YanıtlaSilYazarın birkaç kitabını okudum. Okurken insanı düşündüren bir yapısı var. Okuduklarımın filmini de seyrettim. Ama bu kitabı duymamıştım. Paylaşım için teşekkürler
YanıtlaSil"Ölüm Sessiz Geldi" kitabını https://el-kitap.org'da okudum ve Agatha Christie'nin büyülü dünyasına ilk adımımı attım. Sherlock Holmes serisine olan hayranlığımı bir kenara bırakıp, Christie'nin eserine şans verdim ve pişman olmadım.
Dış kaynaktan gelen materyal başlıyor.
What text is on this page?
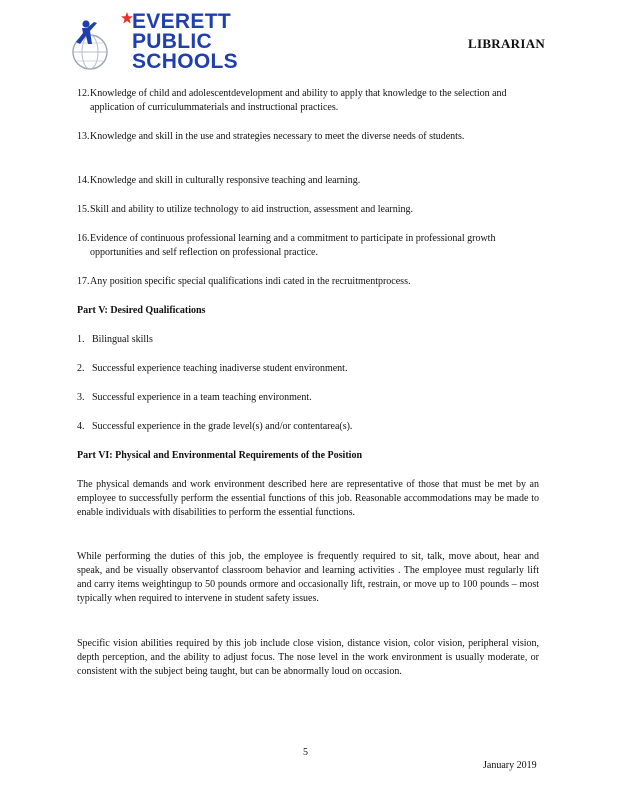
EVERETT
PUBLIC
SCHOOLS
LIBRARIAN
12. Knowledge of child and adolescentdevelopment and ability to apply that knowledge to the selection and application of curriculummaterials and instructional practices.
13. Knowledge and skill in the use and strategies necessary to meet the diverse needs of students.
14. Knowledge and skill in culturally responsive teaching and learning.
15. Skill and ability to utilize technology to aid instruction, assessment and learning.
16. Evidence of continuous professional learning and a commitment to participate in professional growth opportunities and self reflection on professional practice.
17. Any position specific special qualifications indi cated in the recruitmentprocess.
Part V: Desired Qualifications
1. Bilingual skills
2. Successful experience teaching inadiverse student environment.
3. Successful experience in a team teaching environment.
4. Successful experience in the grade level(s) and/or contentarea(s).
Part VI: Physical and Environmental Requirements of the Position
The physical demands and work environment described here are representative of those that must be met by an employee to successfully perform the essential functions of this job. Reasonable accommodations may be made to enable individuals with disabilities to perform the essential functions.
While performing the duties of this job, the employee is frequently required to sit, talk, move about, hear and speak, and be visually observantof classroom behavior and learning activities . The employee must regularly lift and carry items weightingup to 50 pounds ormore and occasionally lift, restrain, or move up to 100 pounds – most typically when required to intervene in student safety issues.
Specific vision abilities required by this job include close vision, distance vision, color vision, peripheral vision, depth perception, and the ability to adjust focus. The nose level in the work environment is usually moderate, or consistent with the subject being taught, but can be abnormally loud on occasion.
5
January 2019
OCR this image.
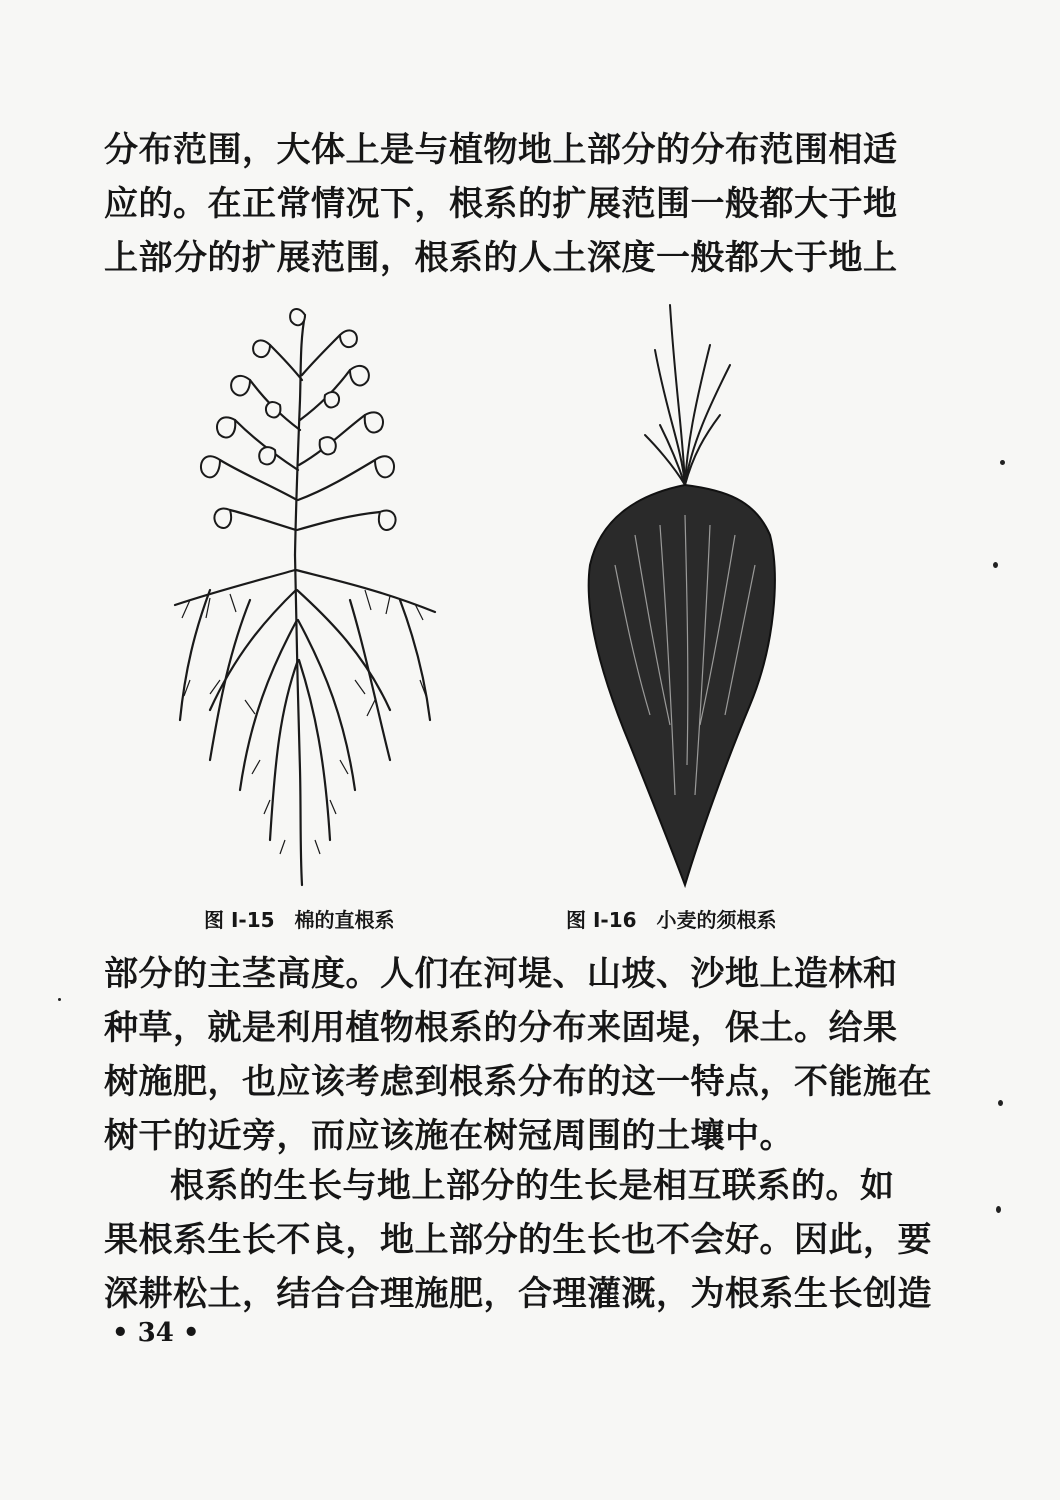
分布范围，大体上是与植物地上部分的分布范围相适
应的。在正常情况下，根系的扩展范围一般都大于地
上部分的扩展范围，根系的人土深度一般都大于地上
图 I-15　棉的直根系	图 I-16　小麦的须根系
部分的主茎高度。人们在河堤、山坡、沙地上造林和
种草，就是利用植物根系的分布来固堤，保土。给果
树施肥，也应该考虑到根系分布的这一特点，不能施在
树干的近旁，而应该施在树冠周围的土壤中。
根系的生长与地上部分的生长是相互联系的。如
果根系生长不良，地上部分的生长也不会好。因此，要
深耕松土，结合合理施肥，合理灌溉，为根系生长创造
• 34 •
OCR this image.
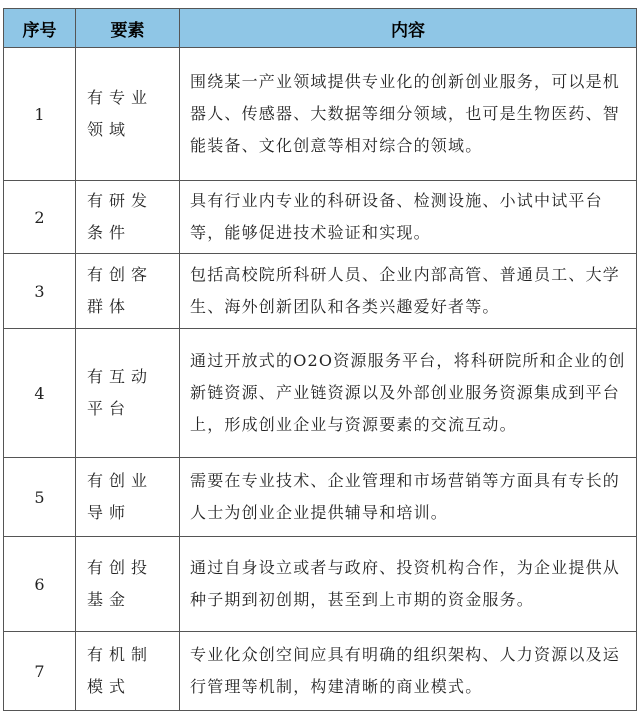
序号	要素	内容
1	有专业领域	围绕某一产业领域提供专业化的创新创业服务，可以是机器人、传感器、大数据等细分领域，也可是生物医药、智能装备、文化创意等相对综合的领域。
2	有研发条件	具有行业内专业的科研设备、检测设施、小试中试平台等，能够促进技术验证和实现。
3	有创客群体	包括高校院所科研人员、企业内部高管、普通员工、大学生、海外创新团队和各类兴趣爱好者等。
4	有互动平台	通过开放式的O2O资源服务平台，将科研院所和企业的创新链资源、产业链资源以及外部创业服务资源集成到平台上，形成创业企业与资源要素的交流互动。
5	有创业导师	需要在专业技术、企业管理和市场营销等方面具有专长的人士为创业企业提供辅导和培训。
6	有创投基金	通过自身设立或者与政府、投资机构合作，为企业提供从种子期到初创期，甚至到上市期的资金服务。
7	有机制模式	专业化众创空间应具有明确的组织架构、人力资源以及运行管理等机制，构建清晰的商业模式。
Yazarın akıcı anlatımı ve kurgunun derinliği beni etkiledi. Kitabın iki farklı sonunu okumak ayrı bir zevkti; ben de ilk editörün istediği sonu daha çok beğendim. Christie'nin zekice kurgulanmış bu polisiye romanı, okurken adeta bir dedektif gibi düşünmeme sebep oldu. Eser, kesinlikle polisiye severlerin ve Agatha Christie'nin kalemini merak edenlerin okuması gereken bir başyapıt.